見直しても事務次官は7,800万円も支給
 これらの追及に対して伊藤補佐は、「額が減れば生活にダメージ与えるのは当然だ。それでハッピーな人はいない」などとのべたうえで、「しかし、国民の税金から退職手当が出されている以上、各方面から納得がえられない。そのため調査した結果、6%の切り下げとなったことは理解してもらいたい。民間とは手当の性格が違うが、全体として国民の理解をえるうえで官民の均衡が必要だ。高額な退職手当の見直しについては、59歳で退職した事務次官を例にとれば、現行の8,900万円から約1,100万円減額されて7,800万円となる。『公務員制度改革大綱』で検討事項であり、全般的に見直しをすすめていく」と回答し、宮島参事官補佐も、「実態調査自体は3年前に実施したものであり、すでにその当時よりきびしくなっているとの声も聞こえてくる」などとして、「退職手当削減は国民の声」との主張を繰り返しました。

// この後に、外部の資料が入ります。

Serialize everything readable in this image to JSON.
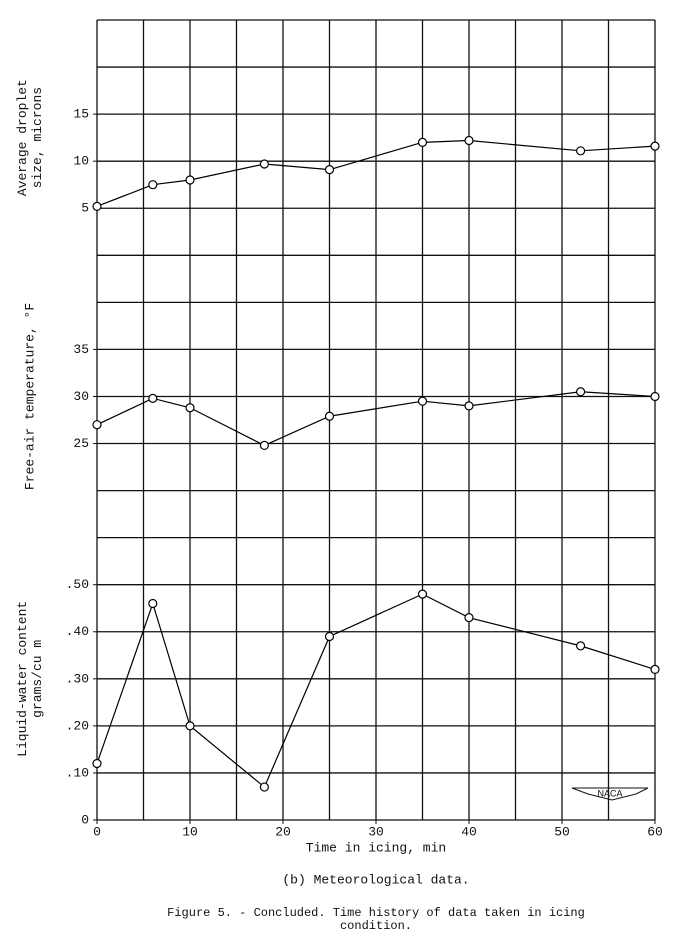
{
  "chart_data": [
    {
      "type": "line",
      "ylabel": [
        "Average droplet",
        "size, microns"
      ],
      "x": [
        0,
        6,
        10,
        18,
        25,
        35,
        40,
        52,
        60
      ],
      "values": [
        5.2,
        7.5,
        8,
        9.7,
        9.1,
        12,
        12.2,
        11.1,
        11.6
      ],
      "xlim": [
        0,
        60
      ],
      "ylim": [
        0,
        25
      ],
      "yticks": [
        5,
        10,
        15
      ],
      "color": "#000000"
    },
    {
      "type": "line",
      "ylabel": [
        "Free-air temperature, °F"
      ],
      "x": [
        0,
        6,
        10,
        18,
        25,
        35,
        40,
        52,
        60
      ],
      "values": [
        27,
        29.8,
        28.8,
        24.8,
        27.9,
        29.5,
        29,
        30.5,
        30
      ],
      "xlim": [
        0,
        60
      ],
      "ylim": [
        15,
        45
      ],
      "yticks": [
        25,
        30,
        35
      ],
      "color": "#000000"
    },
    {
      "type": "line",
      "ylabel": [
        "Liquid-water content",
        "grams/cu m"
      ],
      "xlabel": "Time in icing, min",
      "x": [
        0,
        6,
        10,
        18,
        25,
        35,
        40,
        52,
        60
      ],
      "values": [
        0.12,
        0.46,
        0.2,
        0.07,
        0.39,
        0.48,
        0.43,
        0.37,
        0.32
      ],
      "xlim": [
        0,
        60
      ],
      "ylim": [
        0,
        0.6
      ],
      "yticks": [
        0,
        {
          "value": 0.1,
          "label": ".10"
        },
        {
          "value": 0.2,
          "label": ".20"
        },
        {
          "value": 0.3,
          "label": ".30"
        },
        {
          "value": 0.4,
          "label": ".40"
        },
        {
          "value": 0.5,
          "label": ".50"
        }
      ],
      "xticks": [
        0,
        10,
        20,
        30,
        40,
        50,
        60
      ],
      "color": "#000000"
    }
  ],
  "logo": "NACA",
  "caption": "(b) Meteorological data.",
  "figure_caption": [
    "Figure 5. - Concluded.  Time history of data taken in icing",
    "condition."
  ]
}
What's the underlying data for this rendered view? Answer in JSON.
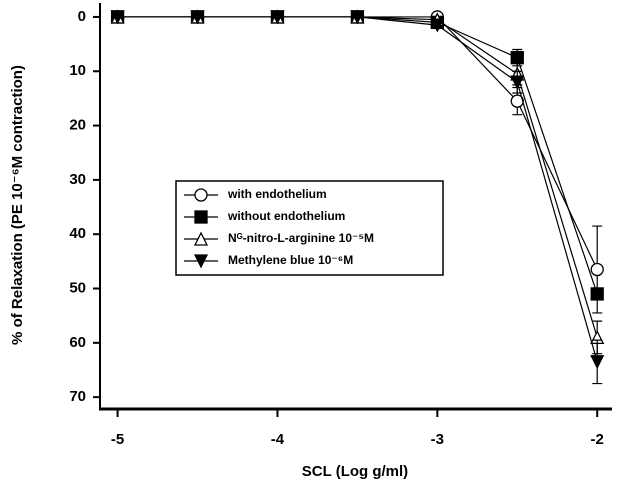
{
  "chart_data": {
    "type": "line",
    "x_label": "SCL (Log g/ml)",
    "y_label": "% of Relaxation (PE 10⁻⁶M contraction)",
    "x": [
      -5,
      -4.5,
      -4,
      -3.5,
      -3,
      -2.5,
      -2
    ],
    "series": [
      {
        "name": "with endothelium",
        "color": "#000000",
        "marker": "circle-open",
        "values": [
          0,
          0,
          0,
          0,
          0,
          15.5,
          46.5
        ],
        "errors": [
          null,
          null,
          null,
          null,
          null,
          2.5,
          8
        ]
      },
      {
        "name": "without endothelium",
        "color": "#000000",
        "marker": "square-filled",
        "values": [
          0,
          0,
          0,
          0,
          1,
          7.5,
          51
        ],
        "errors": [
          null,
          null,
          null,
          null,
          null,
          1.5,
          null
        ]
      },
      {
        "name": "Nᴳ-nitro-L-arginine 10⁻⁵M",
        "color": "#000000",
        "marker": "triangle-up-open",
        "values": [
          0,
          0,
          0,
          0,
          0.5,
          10.5,
          59
        ],
        "errors": [
          null,
          null,
          null,
          null,
          null,
          2,
          3
        ]
      },
      {
        "name": "Methylene blue 10⁻⁶M",
        "color": "#000000",
        "marker": "triangle-down-filled",
        "values": [
          0,
          0,
          0,
          0,
          1.5,
          12,
          63.5
        ],
        "errors": [
          null,
          null,
          null,
          null,
          null,
          2,
          4
        ]
      }
    ],
    "xlim": [
      -5.11,
      -1.92
    ],
    "xticks": [
      -5,
      -4,
      -3,
      -2
    ],
    "ylim": [
      -2.2,
      72
    ],
    "yticks": [
      0,
      10,
      20,
      30,
      40,
      50,
      60,
      70
    ],
    "y_inverted": true,
    "legend": "center-left",
    "grid": false
  }
}
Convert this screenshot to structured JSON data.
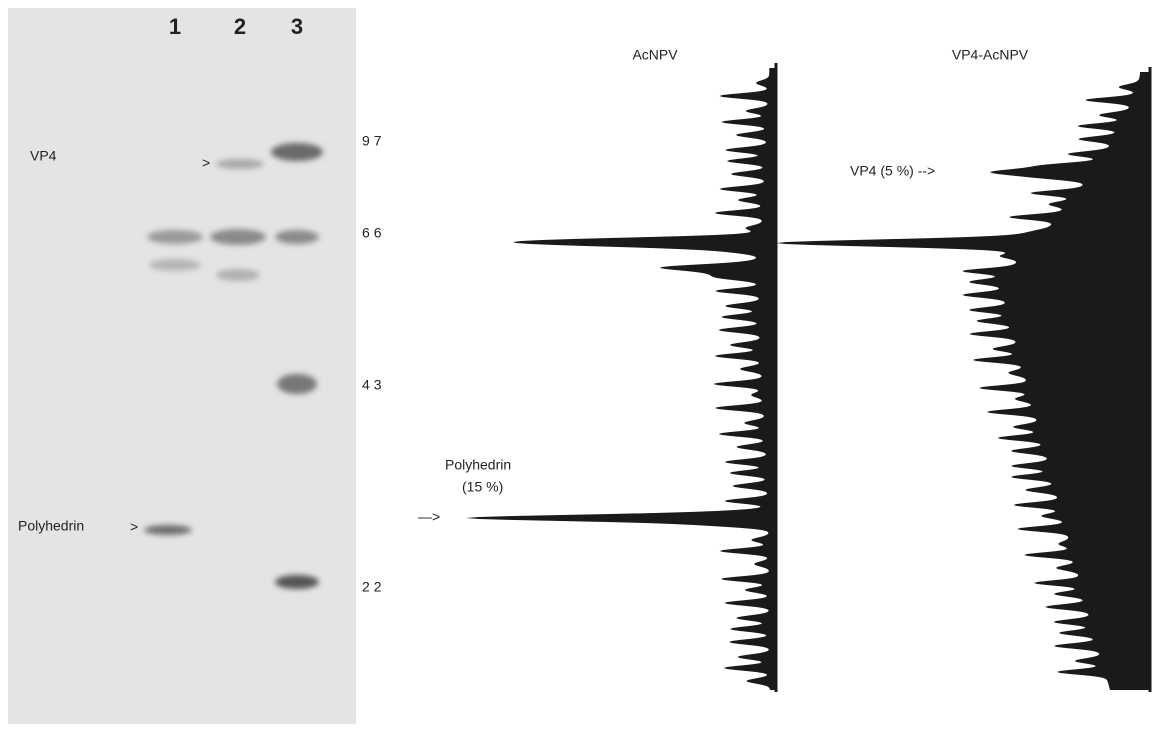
{
  "gel": {
    "lanes": [
      "1",
      "2",
      "3"
    ],
    "bands": [
      {
        "label": "VP4",
        "marker": ">"
      },
      {
        "label": "Polyhedrin",
        "marker": ">"
      }
    ],
    "markers": [
      "97",
      "66",
      "43",
      "22"
    ]
  },
  "traces": [
    {
      "title": "AcNPV",
      "annotation": {
        "label": "Polyhedrin",
        "percent": "(15 %)",
        "arrow": "—>"
      }
    },
    {
      "title": "VP4-AcNPV",
      "annotation": {
        "label": "VP4 (5 %) -->"
      }
    }
  ]
}
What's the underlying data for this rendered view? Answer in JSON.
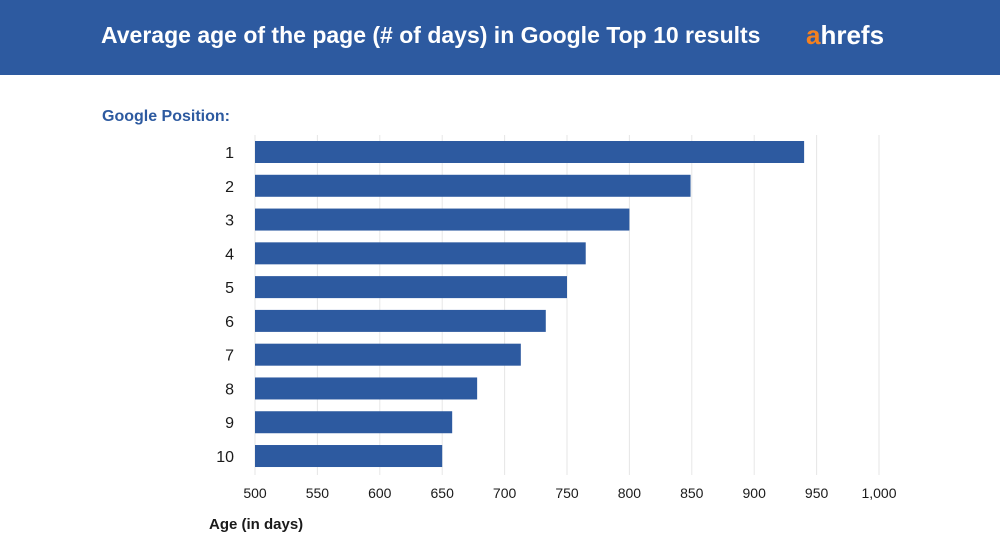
{
  "header": {
    "title": "Average age of the page (# of days) in Google Top 10 results",
    "logo_accent": "a",
    "logo_rest": "hrefs"
  },
  "colors": {
    "header_bg": "#2d5aa0",
    "bar": "#2d5aa0",
    "logo_accent": "#f48120",
    "grid": "#e6e6e6"
  },
  "chart_data": {
    "type": "bar",
    "orientation": "horizontal",
    "category_axis_title": "Google Position:",
    "xlabel": "Age (in days)",
    "categories": [
      "1",
      "2",
      "3",
      "4",
      "5",
      "6",
      "7",
      "8",
      "9",
      "10"
    ],
    "values": [
      940,
      849,
      800,
      765,
      750,
      733,
      713,
      678,
      658,
      650
    ],
    "xlim": [
      500,
      1000
    ],
    "xticks": [
      "500",
      "550",
      "600",
      "650",
      "700",
      "750",
      "800",
      "850",
      "900",
      "950",
      "1,000"
    ],
    "grid": true
  }
}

 こうした回答をふまえて、最後に駒場議長は、「退職手当削減は、財政危機を労働者・国民に転嫁するための手立てとして、公務員人件費政策として出てきたものだ。しかし、公務員賃金引き下げに加えた退職手当削減は、生活不安と消費減退をまねき、日本経済をいっそう深刻にする。また、高級官僚の退職手当は、『天下り』禁止など政官財のゆ着を断ち切るための公務員制度の抜本改革と一体での検討が必要だ」とし、「原案提示からわずか1週間後の決定は、現場の労働者の合意と納得をえられたとは言えない。そうしたことからも、本日示された見直し方針は認められず、再検討を求める。引き続き法案作成にむけて、公務労組連絡会との誠意ある交渉・協議と合意のもとで検討をすすめることを求める」とのべて交渉を終えました。
「退職手当削減反対署名」17万6千筆を提出
 公務労組連絡会は、退職手当の見直しに反対して署名にとりくみ、別途提出した国公労連の署名とあわせて、公務労組連絡会全体で約17万6千筆を集約し、総務省に提出してきました。
 「公務員制度署名」と並行したとりくみとなり、また短期間の運動であったにもかかわらず、職場からたくさんの署名が集まったことにも、今回の退職手当引き下げの重大性が示されています。
 17日の「閣議決定」をうけて、法案策定という新たな段階に入りますが、引き続き、来年の法案提出、国会審議において、公務労働者全体の生活を切り下げる退職手当6%削減に反対して、使用者としての政府追及などたたかいを強めていく必要があります。